Persone e famiglie al centro di una società più giusta, libera e solidale ma distinguendo le singole realtà e il loro relativo sostegno
Sollecitato da tante realtà diverse circa il tema della famiglia, mi preme sottolineare la differenza antropologica del concetto di famiglia tra la visione laica e quella religiosa. Premesso che nella Costituzione italiana la famiglia viene intesa come unione tra un uomo e una donna ed è un valore condiviso dalle tre anime con le quali la Costituzione stessa è stata scritta e sottoscritta più di 65 anni fa (e cioè l’anima cattolica, liberale e socialista), e pertanto non ci dovrebbero essere equivocità in merito, desidero così mettere in evidenza l’importanza del distinguo per tutte le implicazioni e le conseguenze economiche e sociali. È necessario dare un nome alle cose, e facendo ciò distinguere una cosa dall’altra. È innanzitutto importante riconoscere alla famiglia, e non solo a parole, il ruolo di pilastro della coesione sociale e della crescita, la sua fondamentale importanza nel ruolo educativo, formativo, di solidarietà, di progresso economico e di apertura alla vita, senza i quali non c’è futuro per una società.

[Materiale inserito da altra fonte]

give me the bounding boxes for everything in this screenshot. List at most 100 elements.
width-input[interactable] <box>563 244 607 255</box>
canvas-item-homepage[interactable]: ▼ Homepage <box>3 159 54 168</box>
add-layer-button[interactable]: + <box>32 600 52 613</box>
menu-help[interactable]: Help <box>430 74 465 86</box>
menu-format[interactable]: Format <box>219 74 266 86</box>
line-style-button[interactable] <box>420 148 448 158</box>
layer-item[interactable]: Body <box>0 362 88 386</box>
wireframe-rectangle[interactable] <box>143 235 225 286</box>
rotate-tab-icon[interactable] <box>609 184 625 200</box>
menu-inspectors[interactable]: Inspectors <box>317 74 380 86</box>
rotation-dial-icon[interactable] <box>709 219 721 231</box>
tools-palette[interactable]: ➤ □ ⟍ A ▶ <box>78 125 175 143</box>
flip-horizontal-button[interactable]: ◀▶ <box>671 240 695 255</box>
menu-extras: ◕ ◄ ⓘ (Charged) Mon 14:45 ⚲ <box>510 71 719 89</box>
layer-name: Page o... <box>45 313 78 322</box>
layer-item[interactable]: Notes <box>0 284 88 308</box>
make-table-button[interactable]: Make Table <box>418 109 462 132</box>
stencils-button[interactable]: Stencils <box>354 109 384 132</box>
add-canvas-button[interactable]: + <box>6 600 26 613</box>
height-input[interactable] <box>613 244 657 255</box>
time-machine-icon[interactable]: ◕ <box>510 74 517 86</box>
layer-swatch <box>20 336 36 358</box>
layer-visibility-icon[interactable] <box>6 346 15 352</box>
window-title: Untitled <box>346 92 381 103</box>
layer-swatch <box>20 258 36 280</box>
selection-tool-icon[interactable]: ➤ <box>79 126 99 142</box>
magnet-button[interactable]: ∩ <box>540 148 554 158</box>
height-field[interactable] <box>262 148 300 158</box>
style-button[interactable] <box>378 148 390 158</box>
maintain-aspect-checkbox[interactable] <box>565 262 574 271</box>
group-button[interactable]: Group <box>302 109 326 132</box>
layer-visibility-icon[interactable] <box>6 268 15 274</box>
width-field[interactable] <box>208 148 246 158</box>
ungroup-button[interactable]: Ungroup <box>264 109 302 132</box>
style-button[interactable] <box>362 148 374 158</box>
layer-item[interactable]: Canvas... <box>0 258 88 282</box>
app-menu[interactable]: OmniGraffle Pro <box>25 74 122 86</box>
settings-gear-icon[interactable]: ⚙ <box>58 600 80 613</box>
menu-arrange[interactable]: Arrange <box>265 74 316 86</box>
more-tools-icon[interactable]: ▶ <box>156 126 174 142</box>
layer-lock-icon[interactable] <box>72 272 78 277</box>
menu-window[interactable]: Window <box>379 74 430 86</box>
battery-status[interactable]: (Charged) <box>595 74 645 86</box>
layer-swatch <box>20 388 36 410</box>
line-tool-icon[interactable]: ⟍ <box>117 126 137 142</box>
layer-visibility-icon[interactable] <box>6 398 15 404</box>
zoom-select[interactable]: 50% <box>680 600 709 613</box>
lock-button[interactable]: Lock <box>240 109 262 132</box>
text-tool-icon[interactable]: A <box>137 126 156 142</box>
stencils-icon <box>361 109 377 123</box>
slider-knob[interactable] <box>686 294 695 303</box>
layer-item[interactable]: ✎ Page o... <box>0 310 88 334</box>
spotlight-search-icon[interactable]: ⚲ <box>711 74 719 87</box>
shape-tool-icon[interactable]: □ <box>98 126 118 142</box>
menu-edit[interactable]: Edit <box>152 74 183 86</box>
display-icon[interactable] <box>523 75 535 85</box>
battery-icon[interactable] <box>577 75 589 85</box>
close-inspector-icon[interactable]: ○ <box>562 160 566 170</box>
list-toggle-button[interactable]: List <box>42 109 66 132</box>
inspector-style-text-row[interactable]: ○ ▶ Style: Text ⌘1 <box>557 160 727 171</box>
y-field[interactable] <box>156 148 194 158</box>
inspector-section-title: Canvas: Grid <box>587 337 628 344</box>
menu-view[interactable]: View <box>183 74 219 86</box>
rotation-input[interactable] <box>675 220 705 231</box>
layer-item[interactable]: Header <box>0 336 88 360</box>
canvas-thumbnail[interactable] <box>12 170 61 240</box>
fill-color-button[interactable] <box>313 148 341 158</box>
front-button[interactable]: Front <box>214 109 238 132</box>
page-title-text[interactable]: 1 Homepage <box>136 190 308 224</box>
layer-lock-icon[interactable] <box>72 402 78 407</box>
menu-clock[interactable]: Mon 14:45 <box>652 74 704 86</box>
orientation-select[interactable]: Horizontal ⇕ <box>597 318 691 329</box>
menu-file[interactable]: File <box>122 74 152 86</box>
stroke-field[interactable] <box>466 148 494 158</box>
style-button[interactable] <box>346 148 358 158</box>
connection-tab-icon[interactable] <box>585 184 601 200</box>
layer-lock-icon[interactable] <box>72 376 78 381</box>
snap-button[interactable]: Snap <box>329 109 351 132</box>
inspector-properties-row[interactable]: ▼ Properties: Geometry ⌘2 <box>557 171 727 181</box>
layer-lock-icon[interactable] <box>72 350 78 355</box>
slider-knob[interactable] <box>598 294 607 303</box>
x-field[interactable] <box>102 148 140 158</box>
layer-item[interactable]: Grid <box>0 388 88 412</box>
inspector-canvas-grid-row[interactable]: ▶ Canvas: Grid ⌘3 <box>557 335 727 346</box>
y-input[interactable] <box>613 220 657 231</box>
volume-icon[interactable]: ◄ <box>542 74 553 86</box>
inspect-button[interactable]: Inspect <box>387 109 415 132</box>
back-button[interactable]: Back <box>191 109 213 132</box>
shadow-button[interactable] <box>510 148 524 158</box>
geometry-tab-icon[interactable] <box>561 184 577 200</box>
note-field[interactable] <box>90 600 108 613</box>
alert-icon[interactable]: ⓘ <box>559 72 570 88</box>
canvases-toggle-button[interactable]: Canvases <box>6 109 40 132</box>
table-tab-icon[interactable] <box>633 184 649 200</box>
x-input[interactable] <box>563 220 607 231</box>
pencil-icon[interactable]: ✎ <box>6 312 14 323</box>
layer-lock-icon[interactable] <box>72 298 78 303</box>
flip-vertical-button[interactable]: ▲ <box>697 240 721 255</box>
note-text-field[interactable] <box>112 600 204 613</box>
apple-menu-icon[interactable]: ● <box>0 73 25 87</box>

La famiglia è direttamente correlata con il concetto di bene comune. Il sostegno che si dà ad essa non è lo stesso che si può dare alle coppie di fatto, che non possono essere definite “famiglia”: nella famiglia ci inseriamo nel ruolo procreatore di Dio, comunque lo si intenda, ed è nel concepimento dei figli che si dà continuità alla società, visto che essi diventano dono per tutti moltiplicando il cosiddetto Bene Comune.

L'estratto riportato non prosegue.